Alicia cada día más vulnerable

Desde el viejo y feo edificio de Construcciones y Contratas no se ve la gran mole blanca símbolo de tu imperio. Navegas en un destructor y has dejado el portaviones en manos de sus antiguos capitanes, con sus grandes arcadas, su vestíbulo con los tres vigilantes y otras tantas bocas para los fríos ascensores.

Les has dejado en lo más alto de Madrid, en el último piso de Grucycsa, cabalgando sobre los despachos de Miguel, de Romualdo, de Fernando, aislados en sus enormes despachos que parecen sacados del colosalismo hollywoodense de Cecil B. de Mille.
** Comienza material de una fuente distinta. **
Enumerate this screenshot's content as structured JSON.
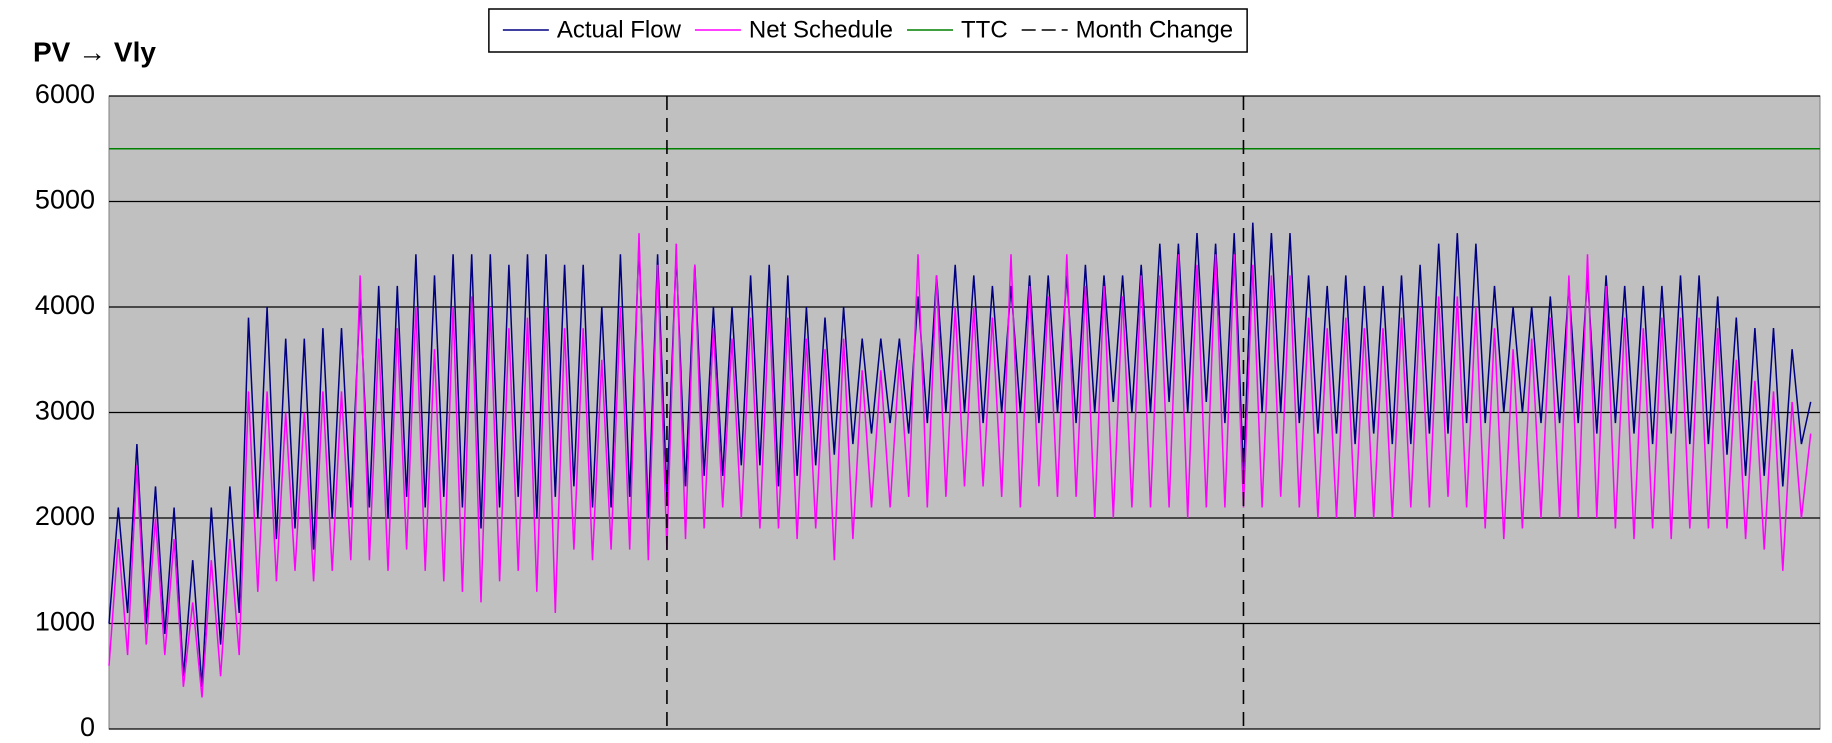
{
  "chart_data": {
    "type": "line",
    "title": "PV → Vly",
    "xlim": [
      0,
      92
    ],
    "ylim": [
      0,
      6000
    ],
    "yticks": [
      0,
      1000,
      2000,
      3000,
      4000,
      5000,
      6000
    ],
    "grid": true,
    "x": [
      0,
      0.5,
      1,
      1.5,
      2,
      2.5,
      3,
      3.5,
      4,
      4.5,
      5,
      5.5,
      6,
      6.5,
      7,
      7.5,
      8,
      8.5,
      9,
      9.5,
      10,
      10.5,
      11,
      11.5,
      12,
      12.5,
      13,
      13.5,
      14,
      14.5,
      15,
      15.5,
      16,
      16.5,
      17,
      17.5,
      18,
      18.5,
      19,
      19.5,
      20,
      20.5,
      21,
      21.5,
      22,
      22.5,
      23,
      23.5,
      24,
      24.5,
      25,
      25.5,
      26,
      26.5,
      27,
      27.5,
      28,
      28.5,
      29,
      29.5,
      30,
      30.5,
      31,
      31.5,
      32,
      32.5,
      33,
      33.5,
      34,
      34.5,
      35,
      35.5,
      36,
      36.5,
      37,
      37.5,
      38,
      38.5,
      39,
      39.5,
      40,
      40.5,
      41,
      41.5,
      42,
      42.5,
      43,
      43.5,
      44,
      44.5,
      45,
      45.5,
      46,
      46.5,
      47,
      47.5,
      48,
      48.5,
      49,
      49.5,
      50,
      50.5,
      51,
      51.5,
      52,
      52.5,
      53,
      53.5,
      54,
      54.5,
      55,
      55.5,
      56,
      56.5,
      57,
      57.5,
      58,
      58.5,
      59,
      59.5,
      60,
      60.5,
      61,
      61.5,
      62,
      62.5,
      63,
      63.5,
      64,
      64.5,
      65,
      65.5,
      66,
      66.5,
      67,
      67.5,
      68,
      68.5,
      69,
      69.5,
      70,
      70.5,
      71,
      71.5,
      72,
      72.5,
      73,
      73.5,
      74,
      74.5,
      75,
      75.5,
      76,
      76.5,
      77,
      77.5,
      78,
      78.5,
      79,
      79.5,
      80,
      80.5,
      81,
      81.5,
      82,
      82.5,
      83,
      83.5,
      84,
      84.5,
      85,
      85.5,
      86,
      86.5,
      87,
      87.5,
      88,
      88.5,
      89,
      89.5,
      90,
      90.5,
      91,
      91.5
    ],
    "series": [
      {
        "name": "Actual Flow",
        "color": "#000080",
        "values": [
          1000,
          2100,
          1100,
          2700,
          1000,
          2300,
          900,
          2100,
          500,
          1600,
          400,
          2100,
          800,
          2300,
          1100,
          3900,
          2000,
          4000,
          1800,
          3700,
          1900,
          3700,
          1700,
          3800,
          2000,
          3800,
          2100,
          4100,
          2100,
          4200,
          2000,
          4200,
          2200,
          4500,
          2100,
          4300,
          2200,
          4500,
          2100,
          4500,
          1900,
          4500,
          2100,
          4400,
          2200,
          4500,
          2000,
          4500,
          2200,
          4400,
          2300,
          4400,
          2100,
          4000,
          2100,
          4500,
          2200,
          4600,
          2000,
          4500,
          2200,
          4500,
          2300,
          4400,
          2400,
          4000,
          2400,
          4000,
          2500,
          4300,
          2500,
          4400,
          2300,
          4300,
          2400,
          4000,
          2500,
          3900,
          2600,
          4000,
          2700,
          3700,
          2800,
          3700,
          2900,
          3700,
          2800,
          4100,
          2900,
          4300,
          3000,
          4400,
          3000,
          4300,
          2900,
          4200,
          3000,
          4200,
          3000,
          4300,
          2900,
          4300,
          3000,
          4300,
          2900,
          4400,
          3000,
          4300,
          3100,
          4300,
          3000,
          4400,
          3000,
          4600,
          3100,
          4600,
          3000,
          4700,
          3100,
          4600,
          2900,
          4700,
          2400,
          4800,
          3000,
          4700,
          3000,
          4700,
          2900,
          4300,
          2800,
          4200,
          2800,
          4300,
          2700,
          4200,
          2800,
          4200,
          2700,
          4300,
          2700,
          4400,
          2800,
          4600,
          2800,
          4700,
          2900,
          4600,
          2900,
          4200,
          3000,
          4000,
          3000,
          4000,
          2900,
          4100,
          2900,
          4200,
          2900,
          4300,
          2800,
          4300,
          2900,
          4200,
          2800,
          4200,
          2700,
          4200,
          2800,
          4300,
          2700,
          4300,
          2700,
          4100,
          2600,
          3900,
          2400,
          3800,
          2400,
          3800,
          2300,
          3600,
          2700,
          3100
        ]
      },
      {
        "name": "Net Schedule",
        "color": "#ff00ff",
        "values": [
          600,
          1800,
          700,
          2500,
          800,
          2000,
          700,
          1800,
          400,
          1200,
          300,
          1600,
          500,
          1800,
          700,
          3200,
          1300,
          3200,
          1400,
          3000,
          1500,
          3000,
          1400,
          3200,
          1500,
          3200,
          1600,
          4300,
          1600,
          3700,
          1500,
          3800,
          1700,
          4000,
          1500,
          3600,
          1400,
          4000,
          1300,
          4100,
          1200,
          4000,
          1400,
          3800,
          1500,
          3900,
          1300,
          4000,
          1100,
          3800,
          1700,
          3800,
          1600,
          3500,
          1700,
          4000,
          1700,
          4700,
          1600,
          4400,
          1700,
          4600,
          1800,
          4400,
          1900,
          3800,
          2100,
          3700,
          2000,
          3900,
          1900,
          4000,
          1900,
          3900,
          1800,
          3700,
          1900,
          3600,
          1600,
          3700,
          1800,
          3400,
          2100,
          3400,
          2100,
          3500,
          2200,
          4500,
          2100,
          4300,
          2200,
          4000,
          2300,
          4000,
          2300,
          3900,
          2200,
          4500,
          2100,
          4200,
          2300,
          4100,
          2200,
          4500,
          2200,
          4200,
          2000,
          4200,
          2000,
          4100,
          2100,
          4300,
          2100,
          4300,
          2100,
          4500,
          2000,
          4400,
          2100,
          4500,
          2100,
          4500,
          2100,
          4400,
          2100,
          4300,
          2200,
          4300,
          2100,
          3900,
          2000,
          3800,
          2000,
          3900,
          2000,
          3800,
          2000,
          3800,
          2000,
          3900,
          2100,
          4000,
          2100,
          4100,
          2200,
          4100,
          2100,
          4000,
          1900,
          3800,
          1800,
          3600,
          1900,
          3700,
          2000,
          3900,
          2000,
          4300,
          2000,
          4500,
          2000,
          4200,
          1900,
          3900,
          1800,
          3800,
          1900,
          3900,
          1800,
          3900,
          1900,
          3900,
          1900,
          3800,
          1900,
          3500,
          1800,
          3300,
          1700,
          3200,
          1500,
          3100,
          2000,
          2800
        ]
      },
      {
        "name": "TTC",
        "color": "#008000",
        "x": [
          0,
          92
        ],
        "values": [
          5500,
          5500
        ]
      },
      {
        "name": "Month Change",
        "color": "#000000",
        "dash": true,
        "x": [
          30,
          61
        ]
      }
    ]
  }
}
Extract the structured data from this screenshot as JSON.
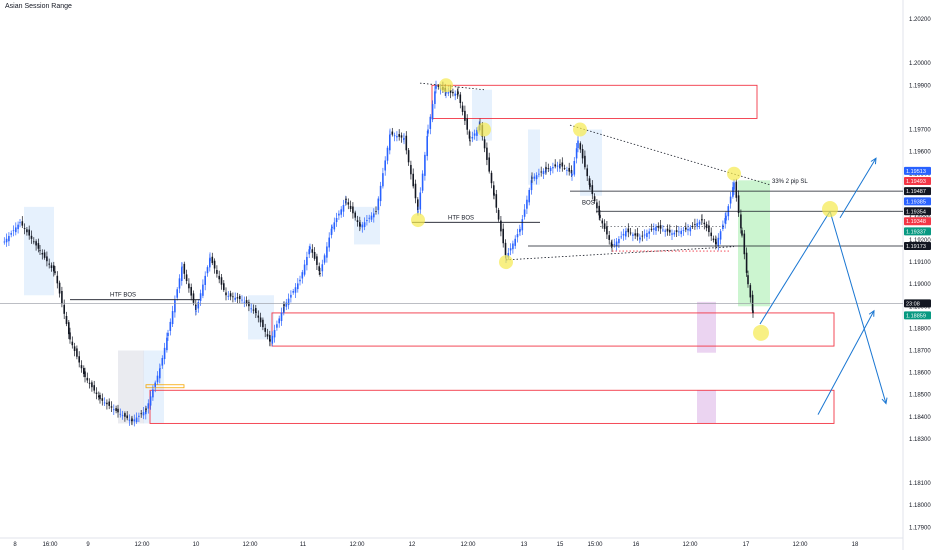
{
  "chart_title": "Asian Session Range",
  "colors": {
    "up": "#2962ff",
    "down": "#131722",
    "zone": "#f23645",
    "arrow": "#1976d2",
    "highlight": "#f5e94e",
    "session": "#d6e7fb",
    "green_zone": "#bff3c4",
    "purple_zone": "#e6c9ee"
  },
  "chart_data": {
    "type": "candlestick",
    "title": "",
    "y_range": [
      1.17845,
      1.20345
    ],
    "y_ticks": [
      "1.20200",
      "1.20000",
      "1.19900",
      "1.19700",
      "1.19600",
      "1.19500",
      "1.19300",
      "1.19200",
      "1.19100",
      "1.19000",
      "1.18900",
      "1.18800",
      "1.18700",
      "1.18600",
      "1.18500",
      "1.18400",
      "1.18300",
      "1.18100",
      "1.18000",
      "1.17900"
    ],
    "x_ticks": [
      "8",
      "16:00",
      "9",
      "12:00",
      "10",
      "12:00",
      "11",
      "12:00",
      "12",
      "12:00",
      "13",
      "15",
      "15:00",
      "16",
      "12:00",
      "17",
      "12:00",
      "18"
    ],
    "right_price_labels": [
      {
        "text": "1.19513",
        "price": 1.19513,
        "color": "#2962ff"
      },
      {
        "text": "1.19493",
        "price": 1.19467,
        "color": "#f23645"
      },
      {
        "text": "1.19487",
        "price": 1.19421,
        "color": "#131722"
      },
      {
        "text": "1.19385",
        "price": 1.19375,
        "color": "#2962ff"
      },
      {
        "text": "1.19354",
        "price": 1.1933,
        "color": "#131722"
      },
      {
        "text": "1.19348",
        "price": 1.19285,
        "color": "#f23645"
      },
      {
        "text": "1.19337",
        "price": 1.19239,
        "color": "#089981"
      },
      {
        "text": "1.19173",
        "price": 1.19173,
        "color": "#131722"
      },
      {
        "text": "23:08",
        "price": 1.18913,
        "color": "#131722"
      },
      {
        "text": "1.18859",
        "price": 1.18859,
        "color": "#089981"
      }
    ],
    "annotations": {
      "htf_bos_left": "HTF BOS",
      "htf_bos_mid": "HTF BOS",
      "bos_small": "BOS",
      "sl_note": "33% 2 pip SL"
    }
  }
}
Ya no está Curry Valenzuela para avisarte de los peligros y con Javier hay temas que prefieres no tratar. Tienes a Ana y a Manuel, tus abogados, que se pierden en la jungla de papel couché en la que habitan los motores de las Nikkon, los super 8 automáticos y los carnívoros insectos mecánicos de los buscadores de cabezas. Te salvan, Isidoro y su equipo, cansados del oficio de proteger, presionar, callar y resolver tus problemas. Te han avisado que te cuides de los idus de otoño, como a César le avisaron de los de primavera.

En Londres te vió demasiada gente que cultiva los mismos restaurantes y desde que Julián contó aquello, estás en la lista de las presas. Tú. Con tu cabello rubio ensortijado sobre los hombros, sensual y hermosa. Extraña para casi todos los que ven y miran tus largas piernas que se doblan bajo la falda de cuero negro, y que quieren apresar la media sonrisa de tus labios apretados y finos en los extremos o el mentón roto, que te hace más vulnerable.